Прежде всего: на роль «организатора и вдохновителя» воображаемого царем всемирного заговора революционеров, тянущегося в Россию из некоего международного центра, могли претендовать лишь общества, имеющие разветвленную сеть организаций, разбросанных по свету, но жестко подчиняющихся «ядру». Конечно же первым на мысль приходил орден иезуитов. Но, во-первых, иезуитов из России в 1821 году (как раз накануне знакомства Голицына с Фотием) изгнали; во-вторых же, считалось, что одной из косвенных причин их изгнания стал переход в католичество голицынского племянника. Кто-нибудь из многочисленных врагов министра мог внушить государю мысль о том, что искра революционного пламени 20-х годов раздута иезуитами; что они ушли из России лишь формально, повсеместно расставив своих незримых агентов; что религиозное предательство одного из ближайших родственников Голицына может быть неслучайным и в лучшем случае указывает на потенциальную возможность измены сугубого министра, а в худшем — на то, что именно он и стал тайным католизатором России, катализатором католико-революционного процесса. Последствия легко было представить; о судьбе Сперанского тогда еще не успели забыть. А к масонам Александр Павлович если и не принадлежал явно, то несомненно им благоволил без всякого наущения Голицына. И если удар направить на их сомнительное племя, Голицын окажется чист.

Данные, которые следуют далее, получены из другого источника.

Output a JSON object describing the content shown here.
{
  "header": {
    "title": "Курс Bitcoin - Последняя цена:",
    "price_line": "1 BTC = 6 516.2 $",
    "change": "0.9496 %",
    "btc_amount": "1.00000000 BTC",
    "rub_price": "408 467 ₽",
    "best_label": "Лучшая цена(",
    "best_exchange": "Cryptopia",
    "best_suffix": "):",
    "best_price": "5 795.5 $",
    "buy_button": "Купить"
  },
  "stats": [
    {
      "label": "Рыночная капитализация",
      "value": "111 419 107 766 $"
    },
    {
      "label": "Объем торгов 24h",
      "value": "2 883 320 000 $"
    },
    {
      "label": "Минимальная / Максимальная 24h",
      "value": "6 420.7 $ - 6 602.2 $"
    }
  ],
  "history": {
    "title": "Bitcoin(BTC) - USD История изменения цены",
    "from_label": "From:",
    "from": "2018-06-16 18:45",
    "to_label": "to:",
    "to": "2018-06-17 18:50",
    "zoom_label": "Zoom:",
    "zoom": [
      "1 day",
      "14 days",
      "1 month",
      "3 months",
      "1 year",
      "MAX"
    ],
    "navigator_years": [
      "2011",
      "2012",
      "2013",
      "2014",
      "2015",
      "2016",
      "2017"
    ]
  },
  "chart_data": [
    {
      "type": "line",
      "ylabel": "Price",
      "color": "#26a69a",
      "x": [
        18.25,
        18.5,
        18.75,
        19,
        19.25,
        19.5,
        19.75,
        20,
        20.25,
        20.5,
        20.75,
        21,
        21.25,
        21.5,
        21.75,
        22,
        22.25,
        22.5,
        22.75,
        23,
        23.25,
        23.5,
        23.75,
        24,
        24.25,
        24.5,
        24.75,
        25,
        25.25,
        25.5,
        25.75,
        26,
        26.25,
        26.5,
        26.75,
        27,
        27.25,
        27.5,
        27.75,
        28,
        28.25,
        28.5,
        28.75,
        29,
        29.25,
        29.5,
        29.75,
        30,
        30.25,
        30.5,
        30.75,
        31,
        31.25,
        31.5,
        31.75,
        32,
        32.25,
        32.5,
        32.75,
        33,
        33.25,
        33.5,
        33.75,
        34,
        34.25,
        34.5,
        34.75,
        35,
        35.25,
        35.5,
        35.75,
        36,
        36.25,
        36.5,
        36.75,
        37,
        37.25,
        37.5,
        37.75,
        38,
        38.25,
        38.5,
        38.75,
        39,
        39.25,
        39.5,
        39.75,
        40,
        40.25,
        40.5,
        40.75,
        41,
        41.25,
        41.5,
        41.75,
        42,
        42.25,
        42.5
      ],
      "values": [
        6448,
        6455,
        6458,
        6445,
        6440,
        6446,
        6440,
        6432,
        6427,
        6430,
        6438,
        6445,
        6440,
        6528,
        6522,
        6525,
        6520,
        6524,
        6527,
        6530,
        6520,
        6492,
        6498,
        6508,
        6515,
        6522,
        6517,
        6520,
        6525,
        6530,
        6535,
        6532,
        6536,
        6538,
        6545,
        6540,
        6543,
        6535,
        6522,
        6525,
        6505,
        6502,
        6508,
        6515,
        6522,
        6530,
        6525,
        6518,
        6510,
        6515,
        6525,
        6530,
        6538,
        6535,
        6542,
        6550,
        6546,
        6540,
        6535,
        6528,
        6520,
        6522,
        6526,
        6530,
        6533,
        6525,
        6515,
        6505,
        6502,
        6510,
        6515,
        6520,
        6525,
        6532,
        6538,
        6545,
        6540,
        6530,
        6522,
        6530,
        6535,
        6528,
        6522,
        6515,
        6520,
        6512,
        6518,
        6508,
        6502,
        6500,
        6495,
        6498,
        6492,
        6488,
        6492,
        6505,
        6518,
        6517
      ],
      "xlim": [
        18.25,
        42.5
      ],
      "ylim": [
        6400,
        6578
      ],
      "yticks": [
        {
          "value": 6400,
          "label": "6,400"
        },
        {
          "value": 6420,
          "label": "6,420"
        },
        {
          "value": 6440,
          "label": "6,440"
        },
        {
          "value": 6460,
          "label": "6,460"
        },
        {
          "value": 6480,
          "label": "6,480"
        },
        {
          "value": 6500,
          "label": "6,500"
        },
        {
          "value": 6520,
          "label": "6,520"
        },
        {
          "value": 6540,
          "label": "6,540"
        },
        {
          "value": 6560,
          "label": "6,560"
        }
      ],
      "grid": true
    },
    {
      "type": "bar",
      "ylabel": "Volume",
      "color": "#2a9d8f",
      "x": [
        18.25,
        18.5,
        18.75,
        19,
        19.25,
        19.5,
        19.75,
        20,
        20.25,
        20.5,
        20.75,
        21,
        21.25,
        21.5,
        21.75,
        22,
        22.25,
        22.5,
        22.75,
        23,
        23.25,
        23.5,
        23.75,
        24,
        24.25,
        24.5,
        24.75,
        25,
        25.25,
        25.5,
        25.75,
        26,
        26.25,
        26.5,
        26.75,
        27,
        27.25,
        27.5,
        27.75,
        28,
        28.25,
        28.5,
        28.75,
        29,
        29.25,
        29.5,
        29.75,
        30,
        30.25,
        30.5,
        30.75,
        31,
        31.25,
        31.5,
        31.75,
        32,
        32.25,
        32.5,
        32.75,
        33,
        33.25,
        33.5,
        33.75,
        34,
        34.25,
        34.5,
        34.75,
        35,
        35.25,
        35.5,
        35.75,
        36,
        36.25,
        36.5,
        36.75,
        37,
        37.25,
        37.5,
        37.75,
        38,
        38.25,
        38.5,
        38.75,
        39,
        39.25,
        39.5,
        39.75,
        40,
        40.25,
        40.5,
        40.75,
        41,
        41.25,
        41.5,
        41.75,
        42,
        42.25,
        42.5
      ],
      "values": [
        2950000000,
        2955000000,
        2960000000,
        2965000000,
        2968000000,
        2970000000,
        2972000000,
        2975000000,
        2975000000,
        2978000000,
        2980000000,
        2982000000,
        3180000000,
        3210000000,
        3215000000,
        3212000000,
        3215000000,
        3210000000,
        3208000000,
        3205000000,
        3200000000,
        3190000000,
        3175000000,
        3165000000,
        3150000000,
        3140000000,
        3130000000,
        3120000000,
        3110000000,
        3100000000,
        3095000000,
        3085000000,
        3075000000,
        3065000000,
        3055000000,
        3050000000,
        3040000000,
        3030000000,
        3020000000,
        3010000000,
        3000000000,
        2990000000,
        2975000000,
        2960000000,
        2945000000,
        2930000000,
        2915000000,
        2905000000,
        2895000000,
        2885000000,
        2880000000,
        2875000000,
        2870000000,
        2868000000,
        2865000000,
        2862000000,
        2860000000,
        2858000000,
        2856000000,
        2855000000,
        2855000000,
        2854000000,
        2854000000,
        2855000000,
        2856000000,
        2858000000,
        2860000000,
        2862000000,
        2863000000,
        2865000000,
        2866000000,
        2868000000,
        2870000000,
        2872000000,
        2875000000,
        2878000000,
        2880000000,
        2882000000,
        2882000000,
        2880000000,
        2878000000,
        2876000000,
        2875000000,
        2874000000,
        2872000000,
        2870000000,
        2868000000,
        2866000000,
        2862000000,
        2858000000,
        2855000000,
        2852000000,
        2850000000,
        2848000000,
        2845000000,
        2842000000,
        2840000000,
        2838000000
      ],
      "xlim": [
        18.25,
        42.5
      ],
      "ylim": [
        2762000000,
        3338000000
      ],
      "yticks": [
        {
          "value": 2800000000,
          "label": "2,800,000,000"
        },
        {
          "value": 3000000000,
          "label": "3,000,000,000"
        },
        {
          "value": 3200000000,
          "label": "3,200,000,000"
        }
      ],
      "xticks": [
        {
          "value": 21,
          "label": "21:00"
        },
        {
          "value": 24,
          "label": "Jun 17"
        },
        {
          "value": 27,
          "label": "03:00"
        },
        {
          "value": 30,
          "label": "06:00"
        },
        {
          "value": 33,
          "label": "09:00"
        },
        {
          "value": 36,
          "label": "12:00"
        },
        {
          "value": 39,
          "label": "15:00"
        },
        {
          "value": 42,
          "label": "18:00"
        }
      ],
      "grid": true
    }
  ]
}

Наконец — о чем речь уже шла — мысли царя следовало перенаправить из Европы в Россию, припугнуть его внутренней угрозой, понудить к резким шагам и превентивным мерам. Эту цель полностью разделяла противная партия; на том — пока — можно было и помириться с верными аракчеевцами. Вчера было рано, завтра будет поздно; ей, гряди отче Фотие, старый ратоборче!
И Фотий грянул.
ПОБОРНИК ЦАРЕЙ
Голицын роковым образом обманулся в своих расчетах.
Митрополит Серафим и впрямь был «муж прост». Но вполне сложен был граф Аракчеев, который до поры до времени предпочитал оставаться в тени. И Фотий, несмотря на всю свою некнижность, тоже оказался отнюдь не простецом. Очень скоро стало ясно, что быть голицынским тараном он не намерен. Напротив того, сам отводит «князю-наперснику» вполне «орудийную» роль. Если тот целил в международных масонов, чтобы рикошетом попасть во внутренних врагов священного порядка, то Фотий ограничиваться этим не собирался. Перед ним стояла глобальная задача, сопоставимая с той, что позже встала перед бактериологом Пастером: раз и навсегда привить человечество от сибирской язвы иллюминатства, отраслями которого он считал не только вольных каменщиков, но и лютеран, и католиков, и библеистов. С тайных обществ следовало лишь начать, потом предстояло приняться за инославных гастролеров, чтобы в итоге добраться до корня всех зол, до возлюбленных князем обществ — библейских.
Потому уже во время первой встречи он постарался полностью овладеть княжей волей: дабы Голицын «рад был делать все, что Фотий внушал». А затем попробовал отсечь от Голицына главного русского революционера и злоумышленника — архиепископа Московского Филарета, который, по мнению Фотия, «многолетно имея доверие у князя, не токмо не направлял его сердце в пользу святой церкви и благочестия, но при его влиянии на князя, содружестве, все секты, все нововведения и прочие соблазны князь делал, самого Государя вовлекал время от времени в большие заблуждения, и Россия потоплялась от зловерия». Примечая, что Филарет, «когда где» с ним «сретался, то вид лица имел даже изменен», Фотий толковал это так: архиепископ Московский, «видев уклонение князя от себя к митрополиту более, имел зависть и неудовольствие к Фотию».